For this to be about switching forms of consumption, the beer drinker has to be consuming a decent amount of beer both at home and in the pub.  In Chris Snowdon’s analogy, the beer drinker is having 10 beers a week.  Let’s assume these are 2.3 units, which would be a pint of 4% beer, which is on the low side for lots of people, but then you might only be having 500ml bottles at home, and equally some people might drink some beer marginally below 4%, for example – like Butcombe’s Rare Breed I just linked to.  That would be 23 units a week, just placing you in the ‘increasing risk’ category (according to the old definitions) whether you’re a man or a woman, which means that you would be in the top 26% of drinkers in terms of your consumption.  (I’m basing this analysis on the Sheffield report that underpins the Welsh Government’s decision.)

Sure, that group of ‘increasing’ plus ‘high’ risk drinkers accounts for 65% of the money spent on alcohol, but that sort of illustrates my point: pubs (and the industry more broadly) are relying on a small section not only of the population, but a small section of drinkers.

The analogy simply doesn’t fit how most people think about alcohol.  Like I say, I’m one of that ‘rare breed’, and perhaps that’s more likely amongst people who have a particular interest in the subject of alcohol policy – we’re more likely to think and write about ‘alcohol’ – and so this idea has a tendency to dominate debate.

That’s true whether you’re the Institute of Economic Affairs calling for a flat rate tax on ‘alcohol’, the Scotch Whiskey association claiming that ‘a unit is a unit’, or public health professionals arguing that people should count their units.

But actually, ‘drinking studies’ academics would be quick to point out how varied understandings of different drinks and drinking occasions can be.  Champagne is not the same as Stella Artois or WKD.

And more than that, we know that in public health terms a unit quite definitely does not simply equal a unit.  The drug, set and setting affects the effects.

Now maybe this idea of alcohol being alcohol and a unit being a unit is seeping into the public imagination, along with the tendency to monitor yourself and count things like ‘steps’ that I mentioned earlier.  But it’s certainly not how all people in all societies have thought of alcohol.  Countries like Germany and Russia have taken a different legal approach to drinks of different alcoholic strengths and I’m yet to see much evidence it’s how most drinkers in the UK think.  Certainly in terms of regulation we tax them quite differently, and licensing has long thought of premises in different ways depending on what sort of thing they sold – a beerhouse was most definitely not a tavern.

Of course, a key challenge here is whether what people say matches what they actually do, and whether MUP as a policy works at a conscious or unconscious level.  But it’s certainly worth considering.  Meat and potatoes both sit in the same analytic – and probably budget – categories of ‘food’, and they’re often purchased in the same place at the same time, or at least in the same trip.  What I wouldn’t feel confident about is whether most people, most drinkers, and even more specifically most regular pub-goers, think of drinks at home and in the pub as being in the same category.  That’s the key question.  Is this an issue of meat and potatoes or meat and washing powder?  Or even meat and Netflix?

1 comment:

  1. The key question is will this save any lives, and how.

    Not who drinks where, but how in Scotland 500 lives (or whatever the number plucked from the air is)are going to be saved.
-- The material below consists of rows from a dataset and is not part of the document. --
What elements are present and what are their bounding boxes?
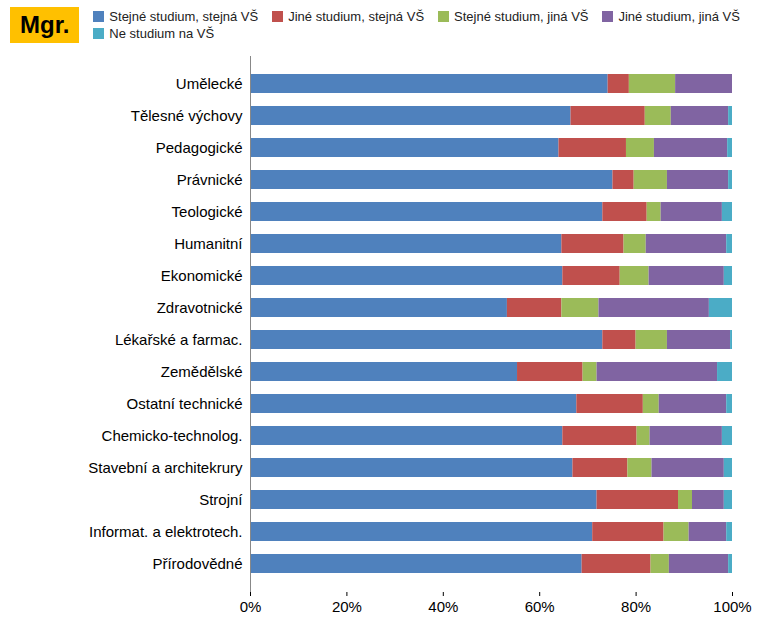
svg-text:0%: 0% — [240, 598, 262, 615]
html-text:Stejné studium, jiná VŠ: Stejné studium, jiná VŠ — [454, 9, 589, 24]
svg-text:100%: 100% — [713, 598, 751, 615]
svg-text:Ekonomické: Ekonomické — [161, 267, 243, 284]
svg-text:80%: 80% — [621, 598, 651, 615]
html-text:Jiné studium, stejná VŠ: Jiné studium, stejná VŠ — [288, 9, 425, 24]
svg-text:Tělesné výchovy: Tělesné výchovy — [131, 107, 243, 124]
html-text:Stejné studium, stejná VŠ: Stejné studium, stejná VŠ — [109, 9, 259, 24]
svg-text:Stavební a architekrury: Stavební a architekrury — [88, 459, 243, 476]
svg-text:Chemicko-technolog.: Chemicko-technolog. — [102, 427, 243, 444]
svg-text:20%: 20% — [332, 598, 362, 615]
svg-text:Humanitní: Humanitní — [174, 235, 243, 252]
html-text:Mgr.: Mgr. — [20, 11, 70, 38]
svg-text:Teologické: Teologické — [172, 203, 243, 220]
svg-text:Zemědělské: Zemědělské — [161, 363, 243, 380]
svg-text:Umělecké: Umělecké — [176, 75, 243, 92]
svg-text:Strojní: Strojní — [199, 491, 243, 508]
svg-text:Zdravotnické: Zdravotnické — [157, 299, 243, 316]
svg-text:Lékařské a farmac.: Lékařské a farmac. — [115, 331, 243, 348]
svg-text:Pedagogické: Pedagogické — [156, 139, 243, 156]
svg-text:Právnické: Právnické — [177, 171, 243, 188]
svg-text:40%: 40% — [428, 598, 458, 615]
svg-text:Přírodovědné: Přírodovědné — [152, 555, 242, 572]
html-text:Jiné studium, jiná VŠ: Jiné studium, jiná VŠ — [618, 9, 740, 24]
svg-text:Informat. a elektrotech.: Informat. a elektrotech. — [89, 523, 242, 540]
html-text:Ne studium na VŠ: Ne studium na VŠ — [109, 26, 215, 41]
svg-text:Ostatní technické: Ostatní technické — [127, 395, 243, 412]
svg-text:60%: 60% — [525, 598, 555, 615]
These are presumably determined alcohol abusers who would rather have their next drink than anything else in life. The rest of us don't come into Scotland's drink problem. The number of units per week doesn't come into it either.

    Whose life will it save, how, and how will we know? What measurements will be made to illustrate success? (I don't trust Sheffield to tell me, they are standing too close to the problem, they have too much reputation riding on it.)